U.S. Open – Informationen und Hintergründe

Kann Tiger Woods seinen Kampf-Sieg vom letzten Jahr bei der US Open noch übertreffen?

Die U.S. Open ist nach The Open Championship (auch British Open oder einfach nur The Open) das zweitälteste Major Turnier in der Golfwelt. Die U.S. Open wurde erstmalig am 4. Oktober 1995 in Newport, Rhode Island in den USA ausgetragen. Nach den vier gespielten Turnierrunden setzte sich der Engländer Horace Rawlings gegenüber seinen Konkurrenten durch.

Im Gegensatz zum Masters Tournament wird die U.S. Open auf verschiedenen Plätzen ausgetragen. Sie findet in jedem Jahr im Juni statt, wobei der Finalsonntag immer der dritte Sonntag des Monats ist. Das Turnier ist ein sogenanntes Qualifikationsturnier. Hierzu finden im Laufe der Saison einige Turniere statt, bei denen sich Profis und Amateure für das Event qualifizieren können.

U.S. Open

Martin Kaymer wurde zum ersten deutschen U.S.-Open-Sieger 2014 (© 2014 Sport-Informations-Dienst)

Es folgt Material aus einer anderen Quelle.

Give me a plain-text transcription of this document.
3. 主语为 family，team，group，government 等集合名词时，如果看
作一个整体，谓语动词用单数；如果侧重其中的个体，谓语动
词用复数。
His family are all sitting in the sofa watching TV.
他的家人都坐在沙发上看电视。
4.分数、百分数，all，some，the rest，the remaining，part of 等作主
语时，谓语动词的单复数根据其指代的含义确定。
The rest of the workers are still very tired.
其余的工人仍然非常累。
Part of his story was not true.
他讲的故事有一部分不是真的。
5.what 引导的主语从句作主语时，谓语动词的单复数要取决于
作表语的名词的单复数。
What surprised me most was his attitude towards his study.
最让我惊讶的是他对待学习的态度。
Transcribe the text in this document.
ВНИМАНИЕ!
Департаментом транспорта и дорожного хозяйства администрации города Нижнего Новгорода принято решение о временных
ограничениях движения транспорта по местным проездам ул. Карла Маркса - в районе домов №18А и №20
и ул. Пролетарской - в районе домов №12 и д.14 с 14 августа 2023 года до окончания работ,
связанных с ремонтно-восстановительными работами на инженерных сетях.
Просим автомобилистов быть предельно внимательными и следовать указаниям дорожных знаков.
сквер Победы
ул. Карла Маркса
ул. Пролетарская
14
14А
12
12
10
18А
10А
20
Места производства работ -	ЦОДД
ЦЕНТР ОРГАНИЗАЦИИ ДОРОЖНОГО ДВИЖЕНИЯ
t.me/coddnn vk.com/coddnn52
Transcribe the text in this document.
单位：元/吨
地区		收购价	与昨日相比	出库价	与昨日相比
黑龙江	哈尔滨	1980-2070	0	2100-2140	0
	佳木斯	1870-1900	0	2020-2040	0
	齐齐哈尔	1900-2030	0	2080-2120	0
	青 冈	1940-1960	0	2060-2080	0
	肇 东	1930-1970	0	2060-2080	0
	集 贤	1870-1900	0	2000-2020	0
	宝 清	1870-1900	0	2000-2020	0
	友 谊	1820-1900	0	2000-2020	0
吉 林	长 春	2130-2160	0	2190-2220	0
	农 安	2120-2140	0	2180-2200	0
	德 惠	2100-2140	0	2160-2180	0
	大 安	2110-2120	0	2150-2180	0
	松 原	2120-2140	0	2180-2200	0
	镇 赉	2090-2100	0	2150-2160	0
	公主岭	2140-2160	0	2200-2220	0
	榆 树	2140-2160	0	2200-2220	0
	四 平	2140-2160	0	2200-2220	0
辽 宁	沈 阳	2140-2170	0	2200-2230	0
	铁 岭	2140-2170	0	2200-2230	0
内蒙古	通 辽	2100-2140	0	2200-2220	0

Neben den automatisch qualifizierten Spieler ist dies die einzige Möglichkeit in das Teilnehmerfeld des Turniers zu gelangen. Zu den automatisch qualifizierten Spieler zählen die Sieger der letzten zehn Jahre, die Sieger der übrigen Majorturniere der letzten fünf Jahre, die Top 30 der USPGA Geldrangliste Liste sowie der US-Amateur-Meister.

Kein 18-Löcher Playoff mehr für die U.S. Open

In der Regel findet bei Profi Turnieren im Golf bei Gleichstand ein Stechen über eines oder mehrere Löcher am selben Tag statt. So lange bis der Sieger feststeht. Bei den U.S. Open war dies bis 2018 allerdings anders. Sollte hier nach vier gespielten Runden immer noch kein Sieger feststehen, wurde ein Stechen über eine komplette 18-Löcher Runde am darauffolgenden Montag (nicht wie üblich am Sonntag) durchgeführt. Seit der Auflage in Shinnecock Hills 2018 gibt es ein Zwei-Löcher-Playoff. Für den Fall, dass danach immer noch kein Sieger feststeht, geht es im Sudden Death-Modus weiter.

2019 wird das Turnier im ikonischen Pebble Beach ( die letzte U.S. Open wurde 2010 auf diesem Platz gespielt) ausgetragen. Titelverteidiger ist der Amerikaner Brooks Koepka.

Die häufigsten Gewinner

Mit insgesamt vier U.S. Open-Titeln sind Willie Anderson, Robert Tyre „Bobby“ Jones Jr., Ben Hogan und Jack Nicklaus die Spieler mit den meisten Siegen bei diesem Event. Dicht gefolgt von Hale Irwin und Tiger Woods. Brooks Koepka, der im vergangenen Jahr seinen Titel bei der U.S Open verteidigen konnte, hat 2019 die Chance sich in diese Riege einzureihen. Phil Mickelson braucht den Sieg bei der U.S. Open um seinen Karriere-Grand-Slam zu vervollständigen.

Weitere Major-Golfturniere sind, neben den U.S. Open und der Open Championship, das Masters Tournament und die PGA Championship.